Walter Evans

Personal information
- Full name: Walter Gwynne Evans
- Date of birth: 1867
- Place of birth: Builth, Wales
- Date of death: 10 May 1897 (Aged 29–30)
- Place of death: Builth, Wales
- Position: Full-back

Youth career
- Builth

Senior career*
- Years: Team / Apps / (Gls)
- 1889–1890: Bootle / 4 / (0)
- 1890–1893: Aston Villa / 61 / (0)
- 1893–1897: Builth

International career
- 1890–1892: Wales / 3 / (0)

= Walter Evans (footballer, born 1867) =

Welsh footballer

Walter Gwynne Evans (1867 – 10 May 1897) was a Welsh footballer who played as a full-back for English clubs, Bootle and Aston Villa in the 1890s. With Villa, he was on the losing side in the 1892 FA Cup Final. He made three appearances for Wales against England, each of which was a defeat.

==Football career==
Evans was born in Builth, Brecknockshire, the son of the local butcher. As a youth, he excelled at many sports including cricket, rugby and soccer. Having started his career with his local club, he moved to England in 1889 when he joined Bootle; Evans made four appearances for Bootle in the 1889–90 Football Alliance season at the end of which Bootle finished as runners-up.

Evans made his international debut while still a Bootle player when he was called up for the British Home Championship match against England played at Wrexham's Racecourse Ground on 15 March 1890. England were scheduled to play two international matches on the same day and fielded their strongest side against Wales with a slightly weaker team going to Belfast to play Ireland; England won both matches, with Edmund Currey scoring twice on his debut and Tinsley Lindley continuing his run of goals in a 3–0 victory over Wales.

In July 1890, Evans joined Aston Villa where he became a regular member of the team. He made a total of 23 appearances in 1891–92 and 28 in the following year helping Villa to reach the FA Cup Final against local rivals, West Bromwich Albion. Despite being favourites going into the game, Villa lost 3–0 with Albion's goals coming from Geddes, Nicholls and Reynolds.

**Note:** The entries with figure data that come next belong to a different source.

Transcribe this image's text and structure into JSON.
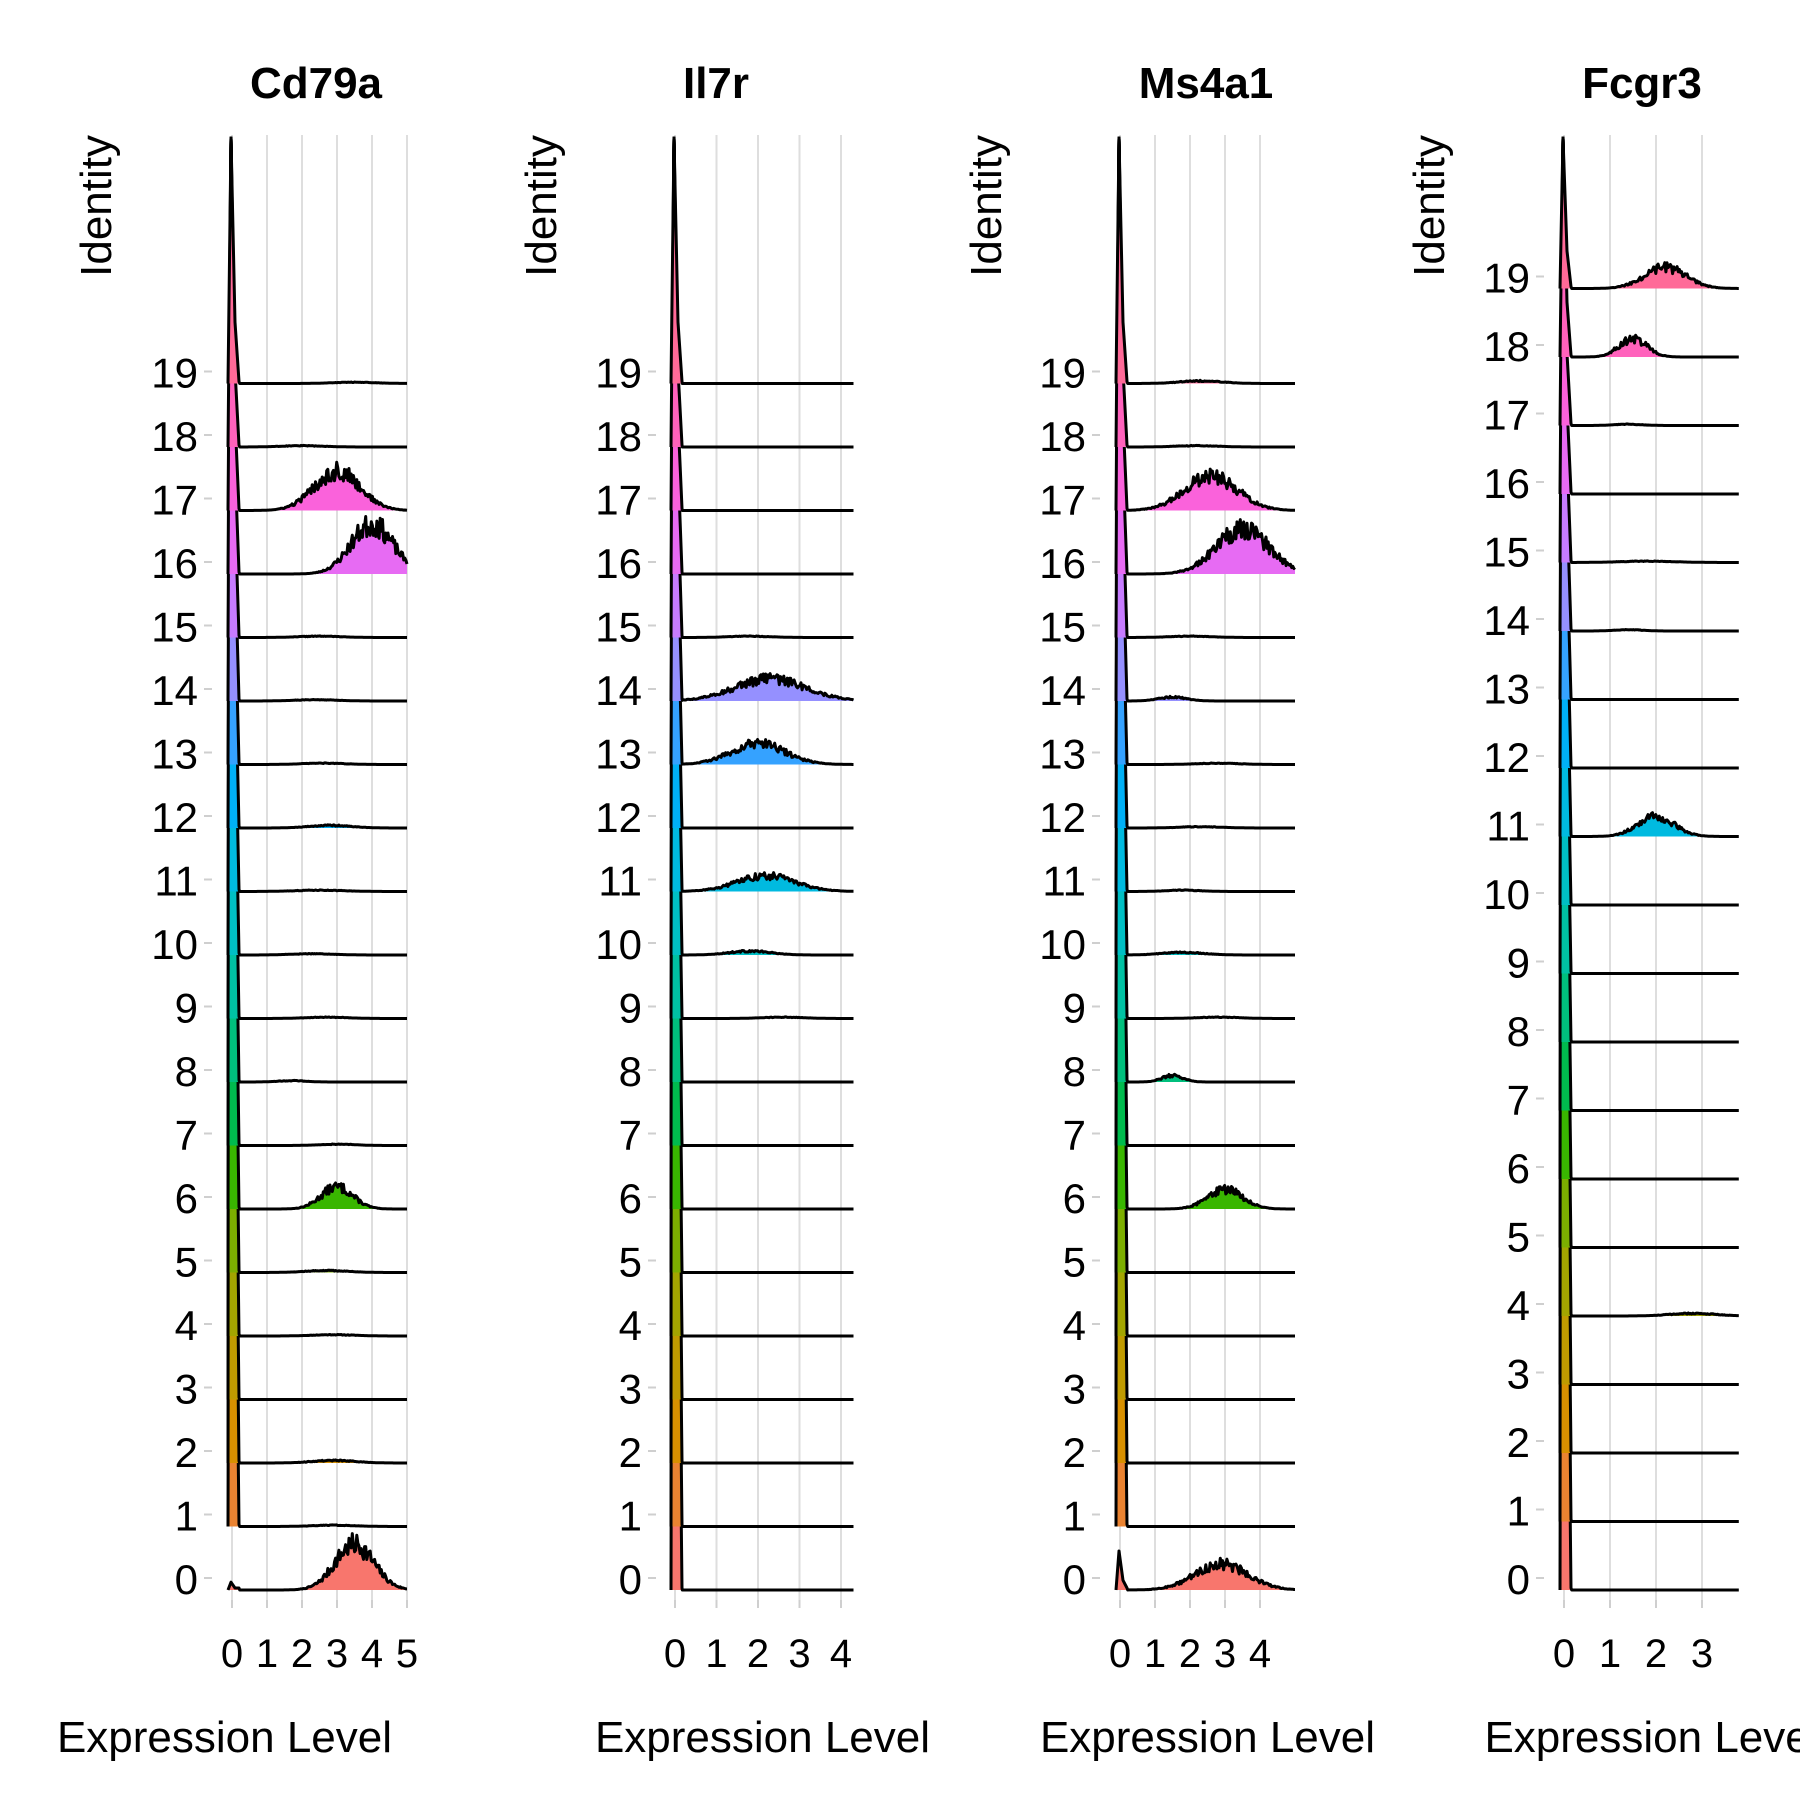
{
  "chart_data": [
    {
      "type": "ridgeline",
      "title": "Cd79a",
      "xlabel": "Expression Level",
      "ylabel": "Identity",
      "xlim": [
        -0.1,
        5.0
      ],
      "xticks": [
        "0",
        "1",
        "2",
        "3",
        "4",
        "5"
      ],
      "xgrid": true,
      "categories": [
        "0",
        "1",
        "2",
        "3",
        "4",
        "5",
        "6",
        "7",
        "8",
        "9",
        "10",
        "11",
        "12",
        "13",
        "14",
        "15",
        "16",
        "17",
        "18",
        "19"
      ],
      "series": [
        {
          "identity": "0",
          "zero_peak": 0.06,
          "bumps": [
            {
              "c": 3.5,
              "s": 0.55,
              "h": 0.35
            }
          ]
        },
        {
          "identity": "1",
          "zero_peak": 1.0,
          "bumps": [
            {
              "c": 2.9,
              "s": 0.6,
              "h": 0.01
            }
          ]
        },
        {
          "identity": "2",
          "zero_peak": 1.0,
          "bumps": [
            {
              "c": 2.9,
              "s": 0.6,
              "h": 0.02
            }
          ]
        },
        {
          "identity": "3",
          "zero_peak": 1.0,
          "bumps": []
        },
        {
          "identity": "4",
          "zero_peak": 1.0,
          "bumps": [
            {
              "c": 2.9,
              "s": 0.6,
              "h": 0.01
            }
          ]
        },
        {
          "identity": "5",
          "zero_peak": 1.0,
          "bumps": [
            {
              "c": 2.7,
              "s": 0.6,
              "h": 0.015
            }
          ]
        },
        {
          "identity": "6",
          "zero_peak": 1.0,
          "bumps": [
            {
              "c": 3.0,
              "s": 0.45,
              "h": 0.17
            }
          ]
        },
        {
          "identity": "7",
          "zero_peak": 1.0,
          "bumps": [
            {
              "c": 3.0,
              "s": 0.5,
              "h": 0.01
            }
          ]
        },
        {
          "identity": "8",
          "zero_peak": 1.0,
          "bumps": [
            {
              "c": 1.7,
              "s": 0.4,
              "h": 0.01
            }
          ]
        },
        {
          "identity": "9",
          "zero_peak": 1.0,
          "bumps": [
            {
              "c": 2.7,
              "s": 0.6,
              "h": 0.01
            }
          ]
        },
        {
          "identity": "10",
          "zero_peak": 1.0,
          "bumps": [
            {
              "c": 2.3,
              "s": 0.6,
              "h": 0.01
            }
          ]
        },
        {
          "identity": "11",
          "zero_peak": 1.0,
          "bumps": [
            {
              "c": 2.5,
              "s": 0.7,
              "h": 0.01
            }
          ]
        },
        {
          "identity": "12",
          "zero_peak": 1.0,
          "bumps": [
            {
              "c": 2.8,
              "s": 0.6,
              "h": 0.02
            }
          ]
        },
        {
          "identity": "13",
          "zero_peak": 1.0,
          "bumps": [
            {
              "c": 2.6,
              "s": 0.6,
              "h": 0.01
            }
          ]
        },
        {
          "identity": "14",
          "zero_peak": 1.0,
          "bumps": [
            {
              "c": 2.4,
              "s": 0.6,
              "h": 0.01
            }
          ]
        },
        {
          "identity": "15",
          "zero_peak": 1.0,
          "bumps": [
            {
              "c": 2.5,
              "s": 0.6,
              "h": 0.01
            }
          ]
        },
        {
          "identity": "16",
          "zero_peak": 1.0,
          "bumps": [
            {
              "c": 4.0,
              "s": 0.6,
              "h": 0.38
            }
          ]
        },
        {
          "identity": "17",
          "zero_peak": 1.0,
          "bumps": [
            {
              "c": 3.0,
              "s": 0.65,
              "h": 0.3
            }
          ]
        },
        {
          "identity": "18",
          "zero_peak": 1.0,
          "bumps": [
            {
              "c": 2.0,
              "s": 0.6,
              "h": 0.01
            }
          ]
        },
        {
          "identity": "19",
          "zero_peak": 1.0,
          "bumps": [
            {
              "c": 3.5,
              "s": 0.6,
              "h": 0.01
            }
          ]
        }
      ]
    },
    {
      "type": "ridgeline",
      "title": "Il7r",
      "xlabel": "Expression Level",
      "ylabel": "Identity",
      "xlim": [
        -0.1,
        4.3
      ],
      "xticks": [
        "0",
        "1",
        "2",
        "3",
        "4"
      ],
      "xgrid": true,
      "categories": [
        "0",
        "1",
        "2",
        "3",
        "4",
        "5",
        "6",
        "7",
        "8",
        "9",
        "10",
        "11",
        "12",
        "13",
        "14",
        "15",
        "16",
        "17",
        "18",
        "19"
      ],
      "series": [
        {
          "identity": "0",
          "zero_peak": 1.0,
          "bumps": []
        },
        {
          "identity": "1",
          "zero_peak": 1.0,
          "bumps": []
        },
        {
          "identity": "2",
          "zero_peak": 1.0,
          "bumps": []
        },
        {
          "identity": "3",
          "zero_peak": 1.0,
          "bumps": []
        },
        {
          "identity": "4",
          "zero_peak": 1.0,
          "bumps": []
        },
        {
          "identity": "5",
          "zero_peak": 1.0,
          "bumps": []
        },
        {
          "identity": "6",
          "zero_peak": 1.0,
          "bumps": []
        },
        {
          "identity": "7",
          "zero_peak": 1.0,
          "bumps": []
        },
        {
          "identity": "8",
          "zero_peak": 1.0,
          "bumps": []
        },
        {
          "identity": "9",
          "zero_peak": 1.0,
          "bumps": [
            {
              "c": 2.6,
              "s": 0.5,
              "h": 0.01
            }
          ]
        },
        {
          "identity": "10",
          "zero_peak": 1.0,
          "bumps": [
            {
              "c": 1.8,
              "s": 0.5,
              "h": 0.03
            }
          ]
        },
        {
          "identity": "11",
          "zero_peak": 1.0,
          "bumps": [
            {
              "c": 2.2,
              "s": 0.7,
              "h": 0.12
            }
          ]
        },
        {
          "identity": "12",
          "zero_peak": 1.0,
          "bumps": []
        },
        {
          "identity": "13",
          "zero_peak": 1.0,
          "bumps": [
            {
              "c": 2.0,
              "s": 0.65,
              "h": 0.16
            }
          ]
        },
        {
          "identity": "14",
          "zero_peak": 1.0,
          "bumps": [
            {
              "c": 2.3,
              "s": 0.85,
              "h": 0.17
            }
          ]
        },
        {
          "identity": "15",
          "zero_peak": 1.0,
          "bumps": [
            {
              "c": 1.8,
              "s": 0.5,
              "h": 0.01
            }
          ]
        },
        {
          "identity": "16",
          "zero_peak": 1.0,
          "bumps": []
        },
        {
          "identity": "17",
          "zero_peak": 1.0,
          "bumps": []
        },
        {
          "identity": "18",
          "zero_peak": 1.0,
          "bumps": []
        },
        {
          "identity": "19",
          "zero_peak": 1.0,
          "bumps": []
        }
      ]
    },
    {
      "type": "ridgeline",
      "title": "Ms4a1",
      "xlabel": "Expression Level",
      "ylabel": "Identity",
      "xlim": [
        -0.1,
        5.0
      ],
      "xticks": [
        "0",
        "1",
        "2",
        "3",
        "4"
      ],
      "xgrid": true,
      "categories": [
        "0",
        "1",
        "2",
        "3",
        "4",
        "5",
        "6",
        "7",
        "8",
        "9",
        "10",
        "11",
        "12",
        "13",
        "14",
        "15",
        "16",
        "17",
        "18",
        "19"
      ],
      "series": [
        {
          "identity": "0",
          "zero_peak": 0.3,
          "bumps": [
            {
              "c": 2.9,
              "s": 0.75,
              "h": 0.2
            }
          ]
        },
        {
          "identity": "1",
          "zero_peak": 1.0,
          "bumps": []
        },
        {
          "identity": "2",
          "zero_peak": 1.0,
          "bumps": []
        },
        {
          "identity": "3",
          "zero_peak": 1.0,
          "bumps": []
        },
        {
          "identity": "4",
          "zero_peak": 1.0,
          "bumps": []
        },
        {
          "identity": "5",
          "zero_peak": 1.0,
          "bumps": []
        },
        {
          "identity": "6",
          "zero_peak": 1.0,
          "bumps": [
            {
              "c": 3.0,
              "s": 0.5,
              "h": 0.15
            }
          ]
        },
        {
          "identity": "7",
          "zero_peak": 1.0,
          "bumps": []
        },
        {
          "identity": "8",
          "zero_peak": 1.0,
          "bumps": [
            {
              "c": 1.5,
              "s": 0.3,
              "h": 0.05
            }
          ]
        },
        {
          "identity": "9",
          "zero_peak": 1.0,
          "bumps": [
            {
              "c": 2.8,
              "s": 0.6,
              "h": 0.01
            }
          ]
        },
        {
          "identity": "10",
          "zero_peak": 1.0,
          "bumps": [
            {
              "c": 1.8,
              "s": 0.6,
              "h": 0.02
            }
          ]
        },
        {
          "identity": "11",
          "zero_peak": 1.0,
          "bumps": [
            {
              "c": 1.8,
              "s": 0.5,
              "h": 0.01
            }
          ]
        },
        {
          "identity": "12",
          "zero_peak": 1.0,
          "bumps": [
            {
              "c": 2.3,
              "s": 0.6,
              "h": 0.01
            }
          ]
        },
        {
          "identity": "13",
          "zero_peak": 1.0,
          "bumps": [
            {
              "c": 2.8,
              "s": 0.6,
              "h": 0.01
            }
          ]
        },
        {
          "identity": "14",
          "zero_peak": 1.0,
          "bumps": [
            {
              "c": 1.5,
              "s": 0.4,
              "h": 0.03
            }
          ]
        },
        {
          "identity": "15",
          "zero_peak": 1.0,
          "bumps": [
            {
              "c": 2.0,
              "s": 0.6,
              "h": 0.01
            }
          ]
        },
        {
          "identity": "16",
          "zero_peak": 1.0,
          "bumps": [
            {
              "c": 3.5,
              "s": 0.75,
              "h": 0.34
            }
          ]
        },
        {
          "identity": "17",
          "zero_peak": 1.0,
          "bumps": [
            {
              "c": 2.6,
              "s": 0.75,
              "h": 0.26
            }
          ]
        },
        {
          "identity": "18",
          "zero_peak": 1.0,
          "bumps": [
            {
              "c": 2.2,
              "s": 0.6,
              "h": 0.01
            }
          ]
        },
        {
          "identity": "19",
          "zero_peak": 1.0,
          "bumps": [
            {
              "c": 2.3,
              "s": 0.6,
              "h": 0.02
            }
          ]
        }
      ]
    },
    {
      "type": "ridgeline",
      "title": "Fcgr3",
      "xlabel": "Expression Level",
      "ylabel": "Identity",
      "xlim": [
        -0.1,
        3.8
      ],
      "xticks": [
        "0",
        "1",
        "2",
        "3"
      ],
      "xgrid": true,
      "categories": [
        "0",
        "1",
        "2",
        "3",
        "4",
        "5",
        "6",
        "7",
        "8",
        "9",
        "10",
        "11",
        "12",
        "13",
        "14",
        "15",
        "16",
        "17",
        "18",
        "19"
      ],
      "series": [
        {
          "identity": "0",
          "zero_peak": 1.0,
          "bumps": []
        },
        {
          "identity": "1",
          "zero_peak": 1.0,
          "bumps": []
        },
        {
          "identity": "2",
          "zero_peak": 1.0,
          "bumps": []
        },
        {
          "identity": "3",
          "zero_peak": 1.0,
          "bumps": []
        },
        {
          "identity": "4",
          "zero_peak": 1.0,
          "bumps": [
            {
              "c": 2.8,
              "s": 0.5,
              "h": 0.02
            }
          ]
        },
        {
          "identity": "5",
          "zero_peak": 1.0,
          "bumps": []
        },
        {
          "identity": "6",
          "zero_peak": 1.0,
          "bumps": []
        },
        {
          "identity": "7",
          "zero_peak": 1.0,
          "bumps": []
        },
        {
          "identity": "8",
          "zero_peak": 1.0,
          "bumps": []
        },
        {
          "identity": "9",
          "zero_peak": 1.0,
          "bumps": []
        },
        {
          "identity": "10",
          "zero_peak": 1.0,
          "bumps": []
        },
        {
          "identity": "11",
          "zero_peak": 1.0,
          "bumps": [
            {
              "c": 2.0,
              "s": 0.4,
              "h": 0.15
            }
          ]
        },
        {
          "identity": "12",
          "zero_peak": 1.0,
          "bumps": []
        },
        {
          "identity": "13",
          "zero_peak": 1.0,
          "bumps": []
        },
        {
          "identity": "14",
          "zero_peak": 1.0,
          "bumps": [
            {
              "c": 1.4,
              "s": 0.3,
              "h": 0.01
            }
          ]
        },
        {
          "identity": "15",
          "zero_peak": 1.0,
          "bumps": [
            {
              "c": 1.8,
              "s": 0.6,
              "h": 0.01
            }
          ]
        },
        {
          "identity": "16",
          "zero_peak": 1.0,
          "bumps": []
        },
        {
          "identity": "17",
          "zero_peak": 1.0,
          "bumps": [
            {
              "c": 1.4,
              "s": 0.3,
              "h": 0.01
            }
          ]
        },
        {
          "identity": "18",
          "zero_peak": 1.0,
          "bumps": [
            {
              "c": 1.5,
              "s": 0.3,
              "h": 0.14
            }
          ]
        },
        {
          "identity": "19",
          "zero_peak": 1.0,
          "bumps": [
            {
              "c": 2.2,
              "s": 0.45,
              "h": 0.16
            }
          ]
        }
      ]
    }
  ],
  "palette": [
    "#F8766D",
    "#EA8331",
    "#D89000",
    "#C09B00",
    "#A3A500",
    "#7CAE00",
    "#39B600",
    "#00BB4E",
    "#00BF7D",
    "#00C1A3",
    "#00BFC4",
    "#00BAE0",
    "#00B0F6",
    "#35A2FF",
    "#9590FF",
    "#C77CFF",
    "#E76BF3",
    "#FA62DB",
    "#FF62BC",
    "#FF6A98"
  ]
}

Evans made two further international appearances, both against England, with a 4–1 defeat in March 1891 and a 2–0 defeat a year later. In his 1891 assessment by the Football Association of Wales, Evans was described as "a very good back, tackles unflinchingly and a safe kick; (has) done himself credit".

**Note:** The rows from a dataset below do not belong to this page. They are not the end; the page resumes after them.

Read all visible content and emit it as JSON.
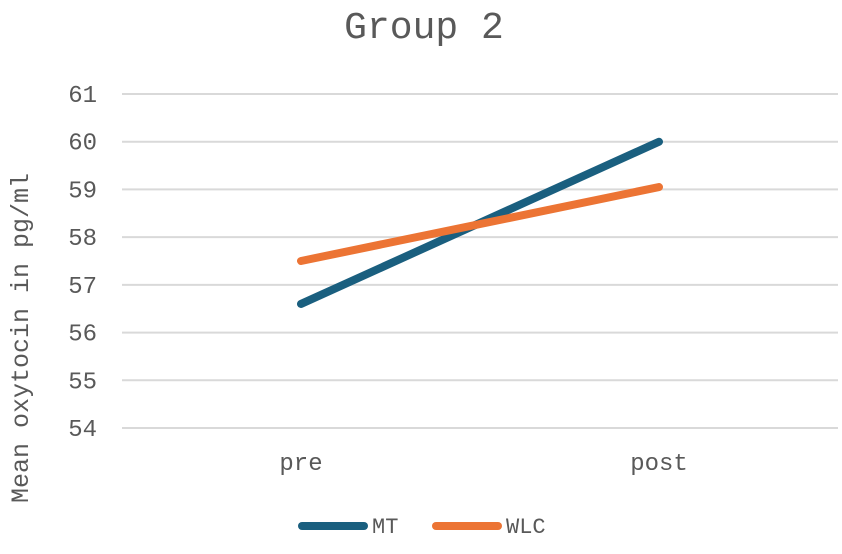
{
  "chart_data": {
    "type": "line",
    "title": "Group 2",
    "xlabel": "",
    "ylabel": "Mean oxytocin in pg/ml",
    "categories": [
      "pre",
      "post"
    ],
    "ylim": [
      54,
      61
    ],
    "yticks": [
      54,
      55,
      56,
      57,
      58,
      59,
      60,
      61
    ],
    "grid": true,
    "legend_position": "bottom",
    "series": [
      {
        "name": "MT",
        "values": [
          56.6,
          60.0
        ],
        "color": "#1a5f7f"
      },
      {
        "name": "WLC",
        "values": [
          57.5,
          59.05
        ],
        "color": "#ec7434"
      }
    ]
  }
}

Evans remained with Villa for a further season before returning to Builth in August 1893. He continued to turn out for Builth until his death in 1897.

===International appearances===
Evans made three appearances for Wales as follows:

| Date | Venue | Opponent | Result | Goals | Competition |
|---|---|---|---|---|---|
| 18 March 1890 | Racecourse Ground, Wrexham | England | 1–3 | 0 | British Home Championship |
| 7 March 1891 | Newcastle Road, Sunderland | England | 1–4 | 0 | British Home Championship |
| 5 March 1892 | Racecourse Ground, Wrexham | England | 0–2 | 0 | British Home Championship |

| Win | Draw | Loss |

==Non-football career==
On returning to Builth, Evans became landlord of the Lamb Inn. This public house became the headquarters and changing rooms of the Builth Football Club.

In May 1897, Evans caught a chill while attending a funeral and died within a few days. His death was described as "a calamity for the Builth club".